$P(a,b)$ means put $x=a,y=b$ define $f(0)=c$ $P(0,0) \Rightarrow 2f(c)=c $ , $P(0,f(c)) \Rightarrow f(c)=0 \Rightarrow c=0$ (because $c-f(c)=f(c)$) $P(x,0) \Rightarrow f(f(x))=0 \Rightarrow f(f(x)-y)=f(y)$ now put $x=0$ so $f(y)=f(-y)$ so $f(y-f(x))=f(y)$ and then if $\exists a \mid f(a) \neq 0$ then $f$ is periodic!!

And all such functions can be described. Either $f \equiv 0$, or there exists some positive integer $t> 1$ such that $f(0)=0$, $f(t)=0$, $f(k) = n_kt$ for $1\leq k \leq t-1$ and some integer $n_k$'s, and $f$ is periodic of period $t$.

let $y=0$,$f(f(x))=\frac{f(0)}{2}$ let $f(0)=c,x=c,y=0$then $f(\frac{c}{2})=\frac{c}{2}$ let $x=y=\frac{c}{2}$ then$f(0)=f(\frac{c}{2})-f(f(\frac{c}{2}))=0$ hence $f(f(x))=0$ and we get $f(f(x)-y)=f(y)$ let $x=0$,then$f(-y)=f(y)$ f is odd let us suppose there exists $c\ne 0,f(x)=c$ then $f(y)=f(c-y)=f(y-c)$ hence f is a periodic function with period c,proved.

$P(x,y)=f(f(x-y)=f(y)-f(f(x))$. Now put $x=y=0$ $P(0,0):2f(f(0))=f(0)-f(f(0))$ assume that $f(0)=a$ this implies that $2f(a)=a$. clearly $f(a)=0$ Now use it and prove that this function is periodic.

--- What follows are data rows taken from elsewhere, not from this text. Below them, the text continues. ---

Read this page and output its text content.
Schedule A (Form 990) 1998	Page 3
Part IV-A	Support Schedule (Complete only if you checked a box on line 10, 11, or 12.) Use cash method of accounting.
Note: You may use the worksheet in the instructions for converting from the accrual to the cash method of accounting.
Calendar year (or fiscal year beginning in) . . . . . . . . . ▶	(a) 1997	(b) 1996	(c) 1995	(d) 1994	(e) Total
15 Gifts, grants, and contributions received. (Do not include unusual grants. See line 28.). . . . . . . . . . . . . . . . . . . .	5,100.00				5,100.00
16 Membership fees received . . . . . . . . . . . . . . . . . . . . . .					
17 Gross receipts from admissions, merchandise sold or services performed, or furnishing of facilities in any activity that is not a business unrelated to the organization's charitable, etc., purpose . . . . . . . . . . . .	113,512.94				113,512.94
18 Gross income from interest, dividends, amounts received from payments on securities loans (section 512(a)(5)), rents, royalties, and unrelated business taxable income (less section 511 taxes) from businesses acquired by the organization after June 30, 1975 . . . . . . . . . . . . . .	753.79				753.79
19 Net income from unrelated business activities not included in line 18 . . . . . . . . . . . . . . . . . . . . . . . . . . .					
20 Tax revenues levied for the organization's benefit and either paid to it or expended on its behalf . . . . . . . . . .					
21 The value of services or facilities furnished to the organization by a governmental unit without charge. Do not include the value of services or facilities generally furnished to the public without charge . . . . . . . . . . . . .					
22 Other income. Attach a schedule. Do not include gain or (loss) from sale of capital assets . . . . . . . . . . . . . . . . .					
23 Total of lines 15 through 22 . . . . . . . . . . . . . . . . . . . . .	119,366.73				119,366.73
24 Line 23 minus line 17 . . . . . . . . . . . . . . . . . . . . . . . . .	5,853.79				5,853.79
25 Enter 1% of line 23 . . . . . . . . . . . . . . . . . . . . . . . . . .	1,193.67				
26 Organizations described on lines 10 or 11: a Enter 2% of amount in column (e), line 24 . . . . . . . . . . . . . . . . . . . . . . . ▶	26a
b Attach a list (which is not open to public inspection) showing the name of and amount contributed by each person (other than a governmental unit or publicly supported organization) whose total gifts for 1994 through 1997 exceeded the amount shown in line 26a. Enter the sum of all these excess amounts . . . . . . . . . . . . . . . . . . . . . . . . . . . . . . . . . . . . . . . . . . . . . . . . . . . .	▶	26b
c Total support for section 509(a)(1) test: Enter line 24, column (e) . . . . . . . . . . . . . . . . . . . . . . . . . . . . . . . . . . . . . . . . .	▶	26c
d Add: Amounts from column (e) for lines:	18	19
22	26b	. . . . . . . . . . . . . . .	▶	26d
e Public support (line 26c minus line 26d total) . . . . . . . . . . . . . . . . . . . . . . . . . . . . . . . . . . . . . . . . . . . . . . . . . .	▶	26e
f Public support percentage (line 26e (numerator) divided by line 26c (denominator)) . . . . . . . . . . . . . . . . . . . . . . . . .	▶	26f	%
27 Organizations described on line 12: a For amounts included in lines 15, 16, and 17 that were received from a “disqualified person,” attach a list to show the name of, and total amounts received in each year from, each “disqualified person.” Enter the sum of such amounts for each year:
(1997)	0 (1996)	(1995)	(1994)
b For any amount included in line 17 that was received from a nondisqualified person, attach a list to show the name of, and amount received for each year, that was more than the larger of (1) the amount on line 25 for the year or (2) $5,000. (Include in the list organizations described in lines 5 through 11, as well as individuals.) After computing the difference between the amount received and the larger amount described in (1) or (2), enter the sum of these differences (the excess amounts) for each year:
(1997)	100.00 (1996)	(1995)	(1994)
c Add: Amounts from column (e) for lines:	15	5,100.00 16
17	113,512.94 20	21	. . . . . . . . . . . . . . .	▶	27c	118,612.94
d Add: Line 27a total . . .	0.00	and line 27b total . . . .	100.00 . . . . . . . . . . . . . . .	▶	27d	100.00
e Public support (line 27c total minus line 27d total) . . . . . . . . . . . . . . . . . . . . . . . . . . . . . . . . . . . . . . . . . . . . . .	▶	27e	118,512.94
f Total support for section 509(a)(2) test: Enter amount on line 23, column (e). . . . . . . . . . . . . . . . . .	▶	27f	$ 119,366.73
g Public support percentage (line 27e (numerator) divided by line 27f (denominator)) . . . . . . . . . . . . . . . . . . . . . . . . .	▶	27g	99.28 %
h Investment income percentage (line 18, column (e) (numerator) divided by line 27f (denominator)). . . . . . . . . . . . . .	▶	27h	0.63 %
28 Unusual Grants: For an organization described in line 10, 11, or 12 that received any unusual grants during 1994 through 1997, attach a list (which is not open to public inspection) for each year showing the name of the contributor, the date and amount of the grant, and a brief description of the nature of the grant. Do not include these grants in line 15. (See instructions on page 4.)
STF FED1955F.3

$P(x,f(x))\Rightarrow f(0)=0$ $P(x,0)\Rightarrow f(f(x))=0$ $P(0,x)\Rightarrow f(x)=f(-x)$ $P(x,y)\Rightarrow f(y-f(x))=f(y)$ So either $f(x)=0$, which is bounded, or $f$ is periodic, meaning it is also bounded.